CP strike ends after railroad, union agree to arbitration
Date: Feb 16, 2015
Source: Journal of Commerce

Canadian Pacific Railway and union locomotive engineers and conductors have agreed to enter into binding government arbitration, ending a strike that began Sunday and could have severely crippled U.S. and Canadian supply chains.

Full freight service is expected to resume Tuesday morning. The announcement, made on Monday afternoon, ends the strike of more than 3,000 Teamsters Canada Rail Conference workers that began midnight Sunday after the union and second-largest Canadian freight railroad failed to reach an agreement. The resulting reduced CP freight services would have hurt not just Canadian shippers, but also U.S. shippers that have diverted cargo away from U.S. West Coast ports through Canadian gateways, namely Port Metro Vancouver.

“This decision ensures both sides will get back to the table, and gets us back to moving Canada’s economy forward,” CP CEO E. Hunter Harrison said in a statement. “While we would have preferred a negotiated settlement, this is the right thing to do at this time.”

CP said the federal government would appoint an arbitrator, but said no other details were being released. The union didn’t issue an immediate statement, but ahead of the agreement had protested the threat of back-to-work legislation from Ottawa, saying the Harper government was favoring the railroad.

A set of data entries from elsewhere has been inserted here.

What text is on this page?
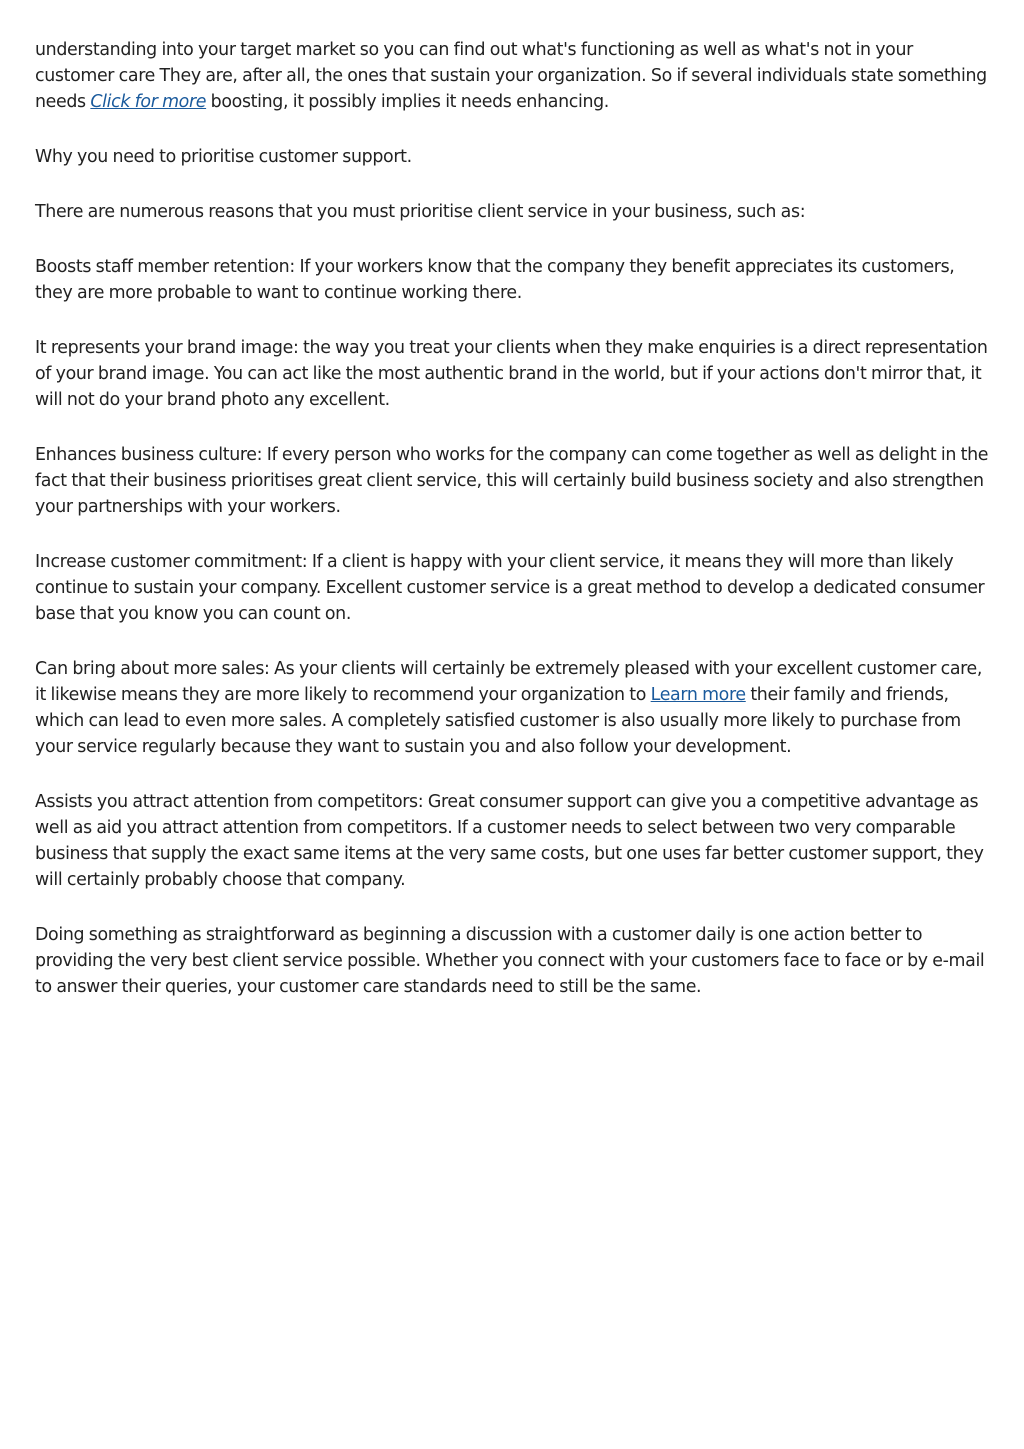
understanding into your target market so you can find out what's functioning as well as what's not in your customer care They are, after all, the ones that sustain your organization. So if several individuals state something needs Click for more boosting, it possibly implies it needs enhancing.

Why you need to prioritise customer support.

There are numerous reasons that you must prioritise client service in your business, such as:

Boosts staff member retention: If your workers know that the company they benefit appreciates its customers, they are more probable to want to continue working there.

It represents your brand image: the way you treat your clients when they make enquiries is a direct representation of your brand image. You can act like the most authentic brand in the world, but if your actions don't mirror that, it will not do your brand photo any excellent.

Enhances business culture: If every person who works for the company can come together as well as delight in the fact that their business prioritises great client service, this will certainly build business society and also strengthen your partnerships with your workers.

Increase customer commitment: If a client is happy with your client service, it means they will more than likely continue to sustain your company. Excellent customer service is a great method to develop a dedicated consumer base that you know you can count on.

Can bring about more sales: As your clients will certainly be extremely pleased with your excellent customer care, it likewise means they are more likely to recommend your organization to Learn more their family and friends, which can lead to even more sales. A completely satisfied customer is also usually more likely to purchase from your service regularly because they want to sustain you and also follow your development.

Assists you attract attention from competitors: Great consumer support can give you a competitive advantage as well as aid you attract attention from competitors. If a customer needs to select between two very comparable business that supply the exact same items at the very same costs, but one uses far better customer support, they will certainly probably choose that company.

Doing something as straightforward as beginning a discussion with a customer daily is one action better to providing the very best client service possible. Whether you connect with your customers face to face or by e-mail to answer their queries, your customer care standards need to still be the same.
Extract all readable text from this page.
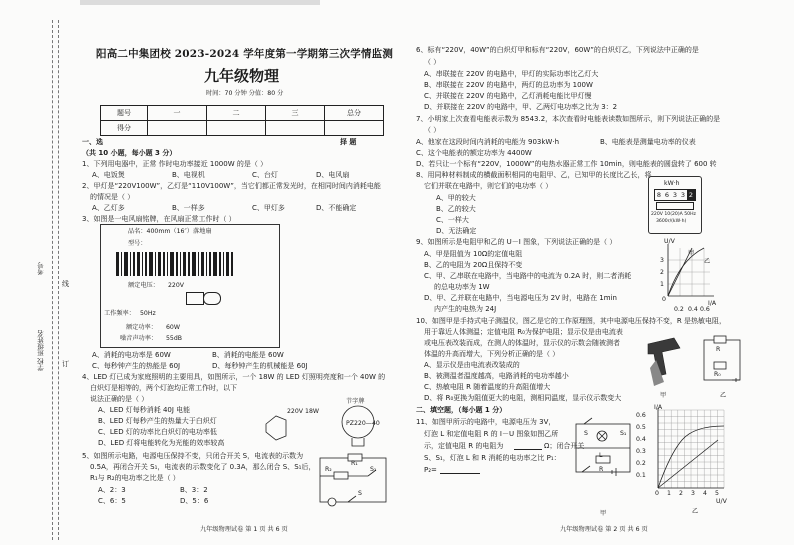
学校 班级姓名
考号
线
订
阳高二中集团校 2023-2024 学年度第一学期第三次学情监测
九年级物理
时间：70 分钟 分值：80 分
题号	一	二	三	总分
得分				
一、选	择 题
（共 10 小题，每小题 3 分）
1、下列用电器中，正常 作时电功率接近 1000W 的是（ ）
A、电饭煲	B、电视机	C、台灯	D、电风扇
2、甲灯是“220V100W”，乙灯是“110V100W”，当它们都正常发光时，在相同时间内消耗电能
的情况是（ ）
A、乙灯多	B、一样多	C、甲灯多	D、不能确定
3、如图是一电风扇铭牌，在风扇正常工作时（ ）
品名：400mm（16″）落地扇
型号：
额定电压： 220V
工作频率： 50Hz
额定功率： 60W
噪音声功率： 55dB
A、消耗的电功率是 60W	B、消耗的电能是 60W
C、每秒钟产生的热能是 60J	D、每秒钟产生的机械能是 60J
4、LED 灯已成为家庭照明的主要用具，如图所示，一个 18W 的 LED 灯照明亮度和一个 40W 的
白炽灯是相等的，两个灯泡均正常工作时，以下
说法正确的是（ ）
A、LED 灯每秒消耗 40J 电能
B、LED 灯每秒产生的热量大于白炽灯
C、LED 灯的功率比白炽灯的电功率低
D、LED 灯将电能转化为光能的效率较高
220V 18W
节字牌
PZ220—40
5、如图所示电路，电源电压保持不变，只闭合开关 S，电流表的示数为
0.5A，再闭合开关 S₁，电流表的示数变化了 0.3A，那么闭合 S、S₁后，
R₁与 R₂的电功率之比是（ ）
A、2：3	B、3：2
C、6：5	D、5：6
R₂
R₁
S₁
S
九年级物理试卷 第 1 页 共 6 页
6、标有“220V，40W”的白炽灯甲和标有“220V，60W”的白炽灯乙，下列说法中正确的是
（ ）
A、串联接在 220V 的电路中，甲灯的实际功率比乙灯大
B、串联接在 220V 的电路中，两灯的总功率为 100W
C、并联接在 220V 的电路中，乙灯消耗电能比甲灯慢
D、并联接在 220V 的电路中，甲、乙两灯电功率之比为 3：2
7、小明家上次查看电能表示数为 8543.2，本次查看时电能表读数如图所示，则下列说法正确的是
（ ）
A、他家在这段时间内消耗的电能为 903kW·h	B、电能表是测量电功率的仪表
C、这个电能表的额定功率为 4400W
D、若只让一个标有“220V，1000W”的电热水器正常工作 10min，则电能表的圆盘转了 600 转
8、用同种材料制成的横截面积相同的电阻甲、乙，已知甲的长度比乙长，将
它们并联在电路中，则它们的电功率（ ）
A、甲的较大
B、乙的较大
C、一样大
D、无法确定
kW·h
8 6 3 3 2
220V 10(20)A 50Hz
3600r/(kW·h)
9、如图所示是电阻甲和乙的 U－I 图象，下列说法正确的是（ ）
A、甲是阻值为 10Ω的定值电阻
B、乙的电阻为 20Ω且保持不变
C、甲、乙串联在电路中，当电路中的电流为 0.2A 时，则二者消耗
的总电功率为 1W
D、甲、乙并联在电路中，当电源电压为 2V 时，电路在 1min
内产生的电热为 24J
U/V
I/A
0
0.2 0.4 0.6
1
2
3
甲
乙
10、如图甲是手持式电子测温仪，图乙是它的工作原理图，其中电源电压保持不变，R 是热敏电阻，
用于靠近人体测温；定值电阻 R₀为保护电阻；显示仪是由电流表
或电压表改装而成，在测人的体温时，显示仪的示数会随被测者
体温的升高而增大，下列分析正确的是（ ）
A、显示仪是由电流表改装成的
B、被测温者温度越高，电路消耗的电功率越小
C、热敏电阻 R 随着温度的升高阻值增大
D、将 R₀更换为阻值更大的电阻，测相同温度，显示仪示数变大	甲
R
R₀
乙
二、填空题，（每小题 1 分）
11、如图甲所示的电路中，电源电压为 3V，
灯泡 L 和定值电阻 R 的 I－U 图象如图乙所
示，定值电阻 R 的电阻为	Ω；闭合开关
S、S₁，灯泡 L 和 R 消耗的电功率之比 P₁：
P₂=
S	S₁
L
R
甲
I/A
U/V
0.6
0.5
0.4
0.3
0.2
0.1
0 1 2 3 4 5
乙
九年级物理试卷 第 2 页 共 6 页
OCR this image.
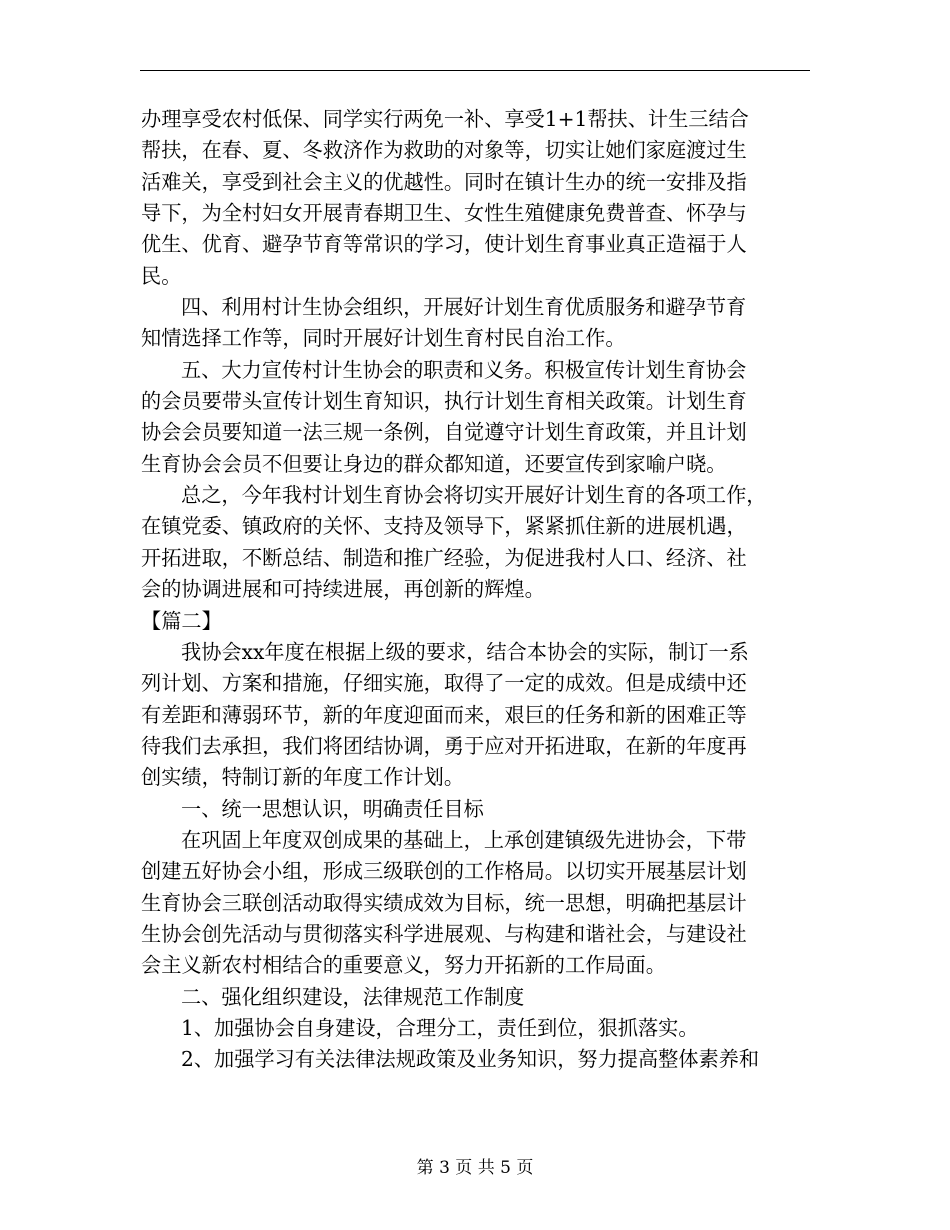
办理享受农村低保、同学实行两免一补、享受1+1帮扶、计生三结合
帮扶，在春、夏、冬救济作为救助的对象等，切实让她们家庭渡过生
活难关，享受到社会主义的优越性。同时在镇计生办的统一安排及指
导下，为全村妇女开展青春期卫生、女性生殖健康免费普查、怀孕与
优生、优育、避孕节育等常识的学习，使计划生育事业真正造福于人
民。
四、利用村计生协会组织，开展好计划生育优质服务和避孕节育
知情选择工作等，同时开展好计划生育村民自治工作。
五、大力宣传村计生协会的职责和义务。积极宣传计划生育协会
的会员要带头宣传计划生育知识，执行计划生育相关政策。计划生育
协会会员要知道一法三规一条例，自觉遵守计划生育政策，并且计划
生育协会会员不但要让身边的群众都知道，还要宣传到家喻户晓。
总之，今年我村计划生育协会将切实开展好计划生育的各项工作，
在镇党委、镇政府的关怀、支持及领导下，紧紧抓住新的进展机遇，
开拓进取，不断总结、制造和推广经验，为促进我村人口、经济、社
会的协调进展和可持续进展，再创新的辉煌。
【篇二】
我协会xx年度在根据上级的要求，结合本协会的实际，制订一系
列计划、方案和措施，仔细实施，取得了一定的成效。但是成绩中还
有差距和薄弱环节，新的年度迎面而来，艰巨的任务和新的困难正等
待我们去承担，我们将团结协调，勇于应对开拓进取，在新的年度再
创实绩，特制订新的年度工作计划。
一、统一思想认识，明确责任目标
在巩固上年度双创成果的基础上，上承创建镇级先进协会，下带
创建五好协会小组，形成三级联创的工作格局。以切实开展基层计划
生育协会三联创活动取得实绩成效为目标，统一思想，明确把基层计
生协会创先活动与贯彻落实科学进展观、与构建和谐社会，与建设社
会主义新农村相结合的重要意义，努力开拓新的工作局面。
二、强化组织建设，法律规范工作制度
1、加强协会自身建设，合理分工，责任到位，狠抓落实。
2、加强学习有关法律法规政策及业务知识，努力提高整体素养和
第 3 页 共 5 页
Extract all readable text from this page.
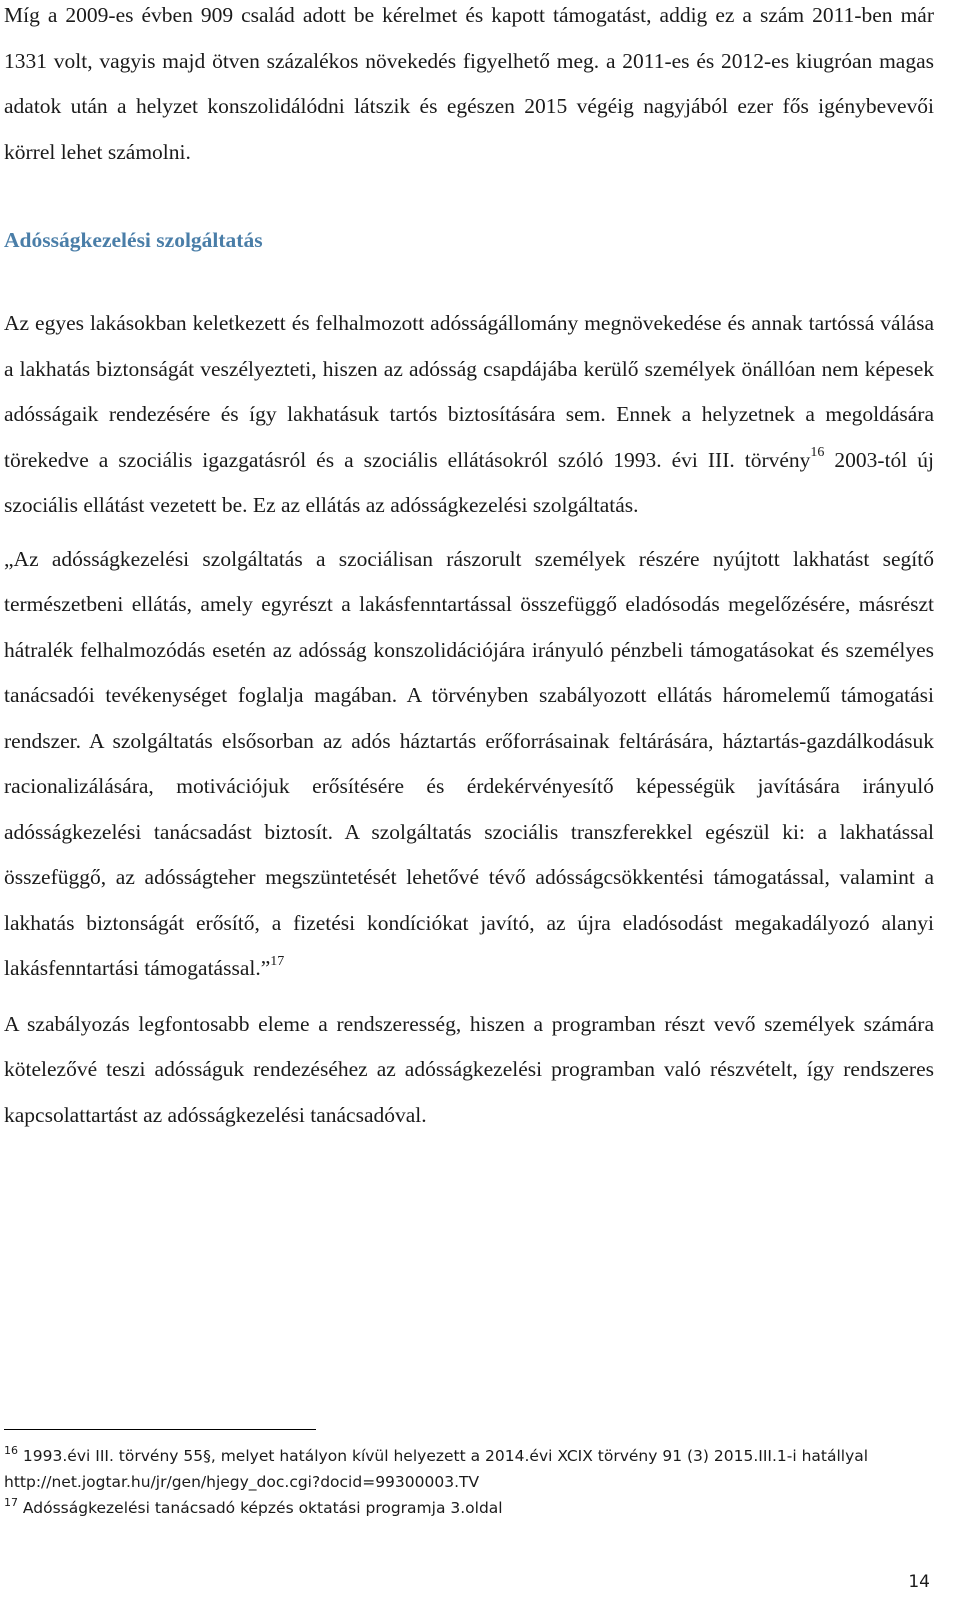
Míg a 2009-es évben 909 család adott be kérelmet és kapott támogatást, addig ez a szám 2011-ben már 1331 volt, vagyis majd ötven százalékos növekedés figyelhető meg. a 2011-es és 2012-es kiugróan magas adatok után a helyzet konszolidálódni látszik és egészen 2015 végéig nagyjából ezer fős igénybevevői körrel lehet számolni.

Adósságkezelési szolgáltatás

Az egyes lakásokban keletkezett és felhalmozott adósságállomány megnövekedése és annak tartóssá válása a lakhatás biztonságát veszélyezteti, hiszen az adósság csapdájába kerülő személyek önállóan nem képesek adósságaik rendezésére és így lakhatásuk tartós biztosítására sem. Ennek a helyzetnek a megoldására törekedve a szociális igazgatásról és a szociális ellátásokról szóló 1993. évi III. törvény$^{16}$ 2003-tól új szociális ellátást vezetett be. Ez az ellátás az adósságkezelési szolgáltatás.

„Az adósságkezelési szolgáltatás a szociálisan rászorult személyek részére nyújtott lakhatást segítő természetbeni ellátás, amely egyrészt a lakásfenntartással összefüggő eladósodás megelőzésére, másrészt hátralék felhalmozódás esetén az adósság konszolidációjára irányuló pénzbeli támogatásokat és személyes tanácsadói tevékenységet foglalja magában. A törvényben szabályozott ellátás háromelemű támogatási rendszer. A szolgáltatás elsősorban az adós háztartás erőforrásainak feltárására, háztartás-gazdálkodásuk racionalizálására, motivációjuk erősítésére és érdekérvényesítő képességük javítására irányuló adósságkezelési tanácsadást biztosít. A szolgáltatás szociális transzferekkel egészül ki: a lakhatással összefüggő, az adósságteher megszüntetését lehetővé tévő adósságcsökkentési támogatással, valamint a lakhatás biztonságát erősítő, a fizetési kondíciókat javító, az újra eladósodást megakadályozó alanyi lakásfenntartási támogatással.”$^{17}$

A szabályozás legfontosabb eleme a rendszeresség, hiszen a programban részt vevő személyek számára kötelezővé teszi adósságuk rendezéséhez az adósságkezelési programban való részvételt, így rendszeres kapcsolattartást az adósságkezelési tanácsadóval.

$^{16}$ 1993.évi III. törvény 55§, melyet hatályon kívül helyezett a 2014.évi XCIX törvény 91 (3) 2015.III.1-i hatállyal http://net.jogtar.hu/jr/gen/hjegy_doc.cgi?docid=99300003.TV

$^{17}$ Adósságkezelési tanácsadó képzés oktatási programja 3.oldal

14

The union said talks with CP broke down over working conditions, namely CP’s refusal to honor collective agreements requiring train crews to rest after 10 straight hours of work. The Teamsters have also accused the railroad of not giving the majority of its members “accurate information” on when they are expected to work.

This will bring an end to the work stoppage that could have seriously harmed the Canadian economy,” Kellie Leitch, Canada’s minister of labor, said in a statement. “I applaud both parties for coming to this agreement that will ensure the continuation of Canada’s rail services.”